A new threat to the ibexes is an outcome of the conservation activity itself. The loss of fear and the attraction to food sources in the communities have turned the ibexes into household members in several places. This exposes them to new threats, such as eating products that endanger their lives and exposure to predators such as stray dog packs.
Nature and Parks Authority inspectors have found that 43 percent of the cars that stop to observe the crater on the way to Mitzpe Ramon feed the ibexes with food that is hazardous to their health. Questionnaires filled in by visitors showed that most of them are aware of the ban on feeding the ibexes, but do so to get a photograph with the impressive creature.
“The wildlife hospital at the Ramat Gan Safari is constantly treating ibexes because of plastic stuck in their digestion system,” says Yom-Tov. He and Paz want to see increased enforcement, more warnings against feeding the ibex and a reduction of the stray dog packs that endanger them.
“It’s necessary to maintain continuous water sources along the ibexes’ habitat. Ecological corridors must be kept open to enable free movement for the males during the mating period and a link between the females’ activity areas,” says Tichon.

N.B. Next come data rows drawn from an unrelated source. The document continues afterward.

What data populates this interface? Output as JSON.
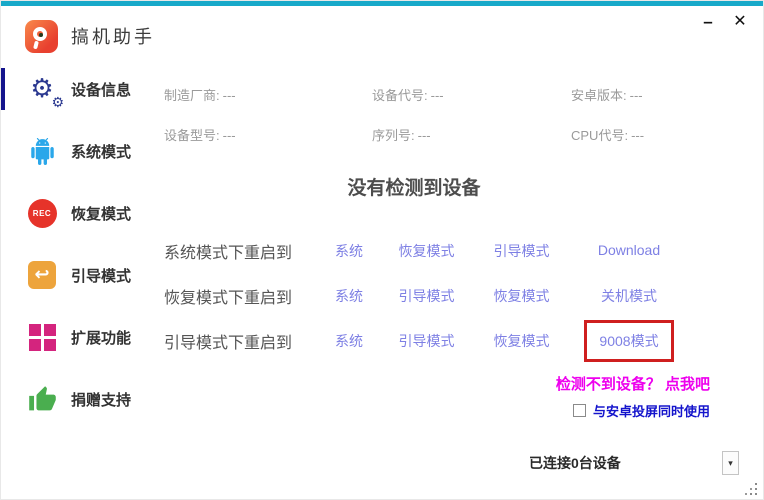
{
  "window": {
    "title": "搞机助手",
    "minimize_label": "–",
    "close_label": "✕"
  },
  "sidebar": {
    "items": [
      {
        "label": "设备信息",
        "icon": "gears-icon",
        "active": true
      },
      {
        "label": "系统模式",
        "icon": "android-icon",
        "active": false
      },
      {
        "label": "恢复模式",
        "icon": "rec-icon",
        "active": false
      },
      {
        "label": "引导模式",
        "icon": "back-arrow-icon",
        "active": false
      },
      {
        "label": "扩展功能",
        "icon": "grid-icon",
        "active": false
      },
      {
        "label": "捐赠支持",
        "icon": "thumbs-up-icon",
        "active": false
      }
    ]
  },
  "icons": {
    "gear_glyph": "⚙",
    "gear_small_glyph": "⚙",
    "rec_label": "REC",
    "back_arrow_glyph": "↩",
    "dropdown_arrow_glyph": "▾"
  },
  "device_info": {
    "fields": [
      {
        "label": "制造厂商:",
        "value": "---"
      },
      {
        "label": "设备代号:",
        "value": "---"
      },
      {
        "label": "安卓版本:",
        "value": "---"
      },
      {
        "label": "设备型号:",
        "value": "---"
      },
      {
        "label": "序列号:",
        "value": "---"
      },
      {
        "label": "CPU代号:",
        "value": "---"
      }
    ]
  },
  "status_heading": "没有检测到设备",
  "reboot_rows": [
    {
      "label": "系统模式下重启到",
      "options": [
        "系统",
        "恢复模式",
        "引导模式",
        "Download"
      ]
    },
    {
      "label": "恢复模式下重启到",
      "options": [
        "系统",
        "引导模式",
        "恢复模式",
        "关机模式"
      ]
    },
    {
      "label": "引导模式下重启到",
      "options": [
        "系统",
        "引导模式",
        "恢复模式",
        "9008模式"
      ],
      "highlighted_option": "9008模式"
    }
  ],
  "help_link": "检测不到设备？ 点我吧",
  "mirror_checkbox": {
    "label": "与安卓投屏同时使用",
    "checked": false
  },
  "device_dropdown": {
    "value": "已连接0台设备"
  },
  "colors": {
    "accent_top": "#18a9c9",
    "link": "#7e80e4",
    "highlight_box": "#cf1f1f",
    "help_link": "#ee00ee",
    "checkbox_label": "#1414cc",
    "active_indicator": "#14148c",
    "logo_gradient_start": "#f98a4b",
    "logo_gradient_end": "#e8402f",
    "icon_gear": "#2b3990",
    "icon_android": "#2aa7ea",
    "icon_rec": "#e6332a",
    "icon_back": "#eda43c",
    "icon_grid": "#d4247e",
    "icon_thumb": "#4aae4f"
  }
}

Since the ibexes use the closed areas in the nature reserves, where there are no hiking trails, as shelters, visitors must be kept out, as human presence causes the ibex distress. Another problem is that when ibexes feel endangered they flee to cliffs, but low- flying planes create an acute disturbance. “The ibexes are often seen running away when the planes fly over them and in some cases have fallen off the cliff to their death while fleeing,” Tichon says.
The Nubian ibex (Capra nubiana) is a desert-dwelling goat species found in mountainous areas of northern and northeast Africa, and the Middle East. Its range is within Algeria, Egypt, Ethiopia, Eritrea, Israel, Jordan, Lebanon, Oman, Saudi Arabia, Sudan, and Yemen. It is historically considered to be a subspecies of the Alpine ibex (C. ibex), but is increasingly considered a specifically distinct species (C. nubiana). The wild population is estimated at 1,200 individuals.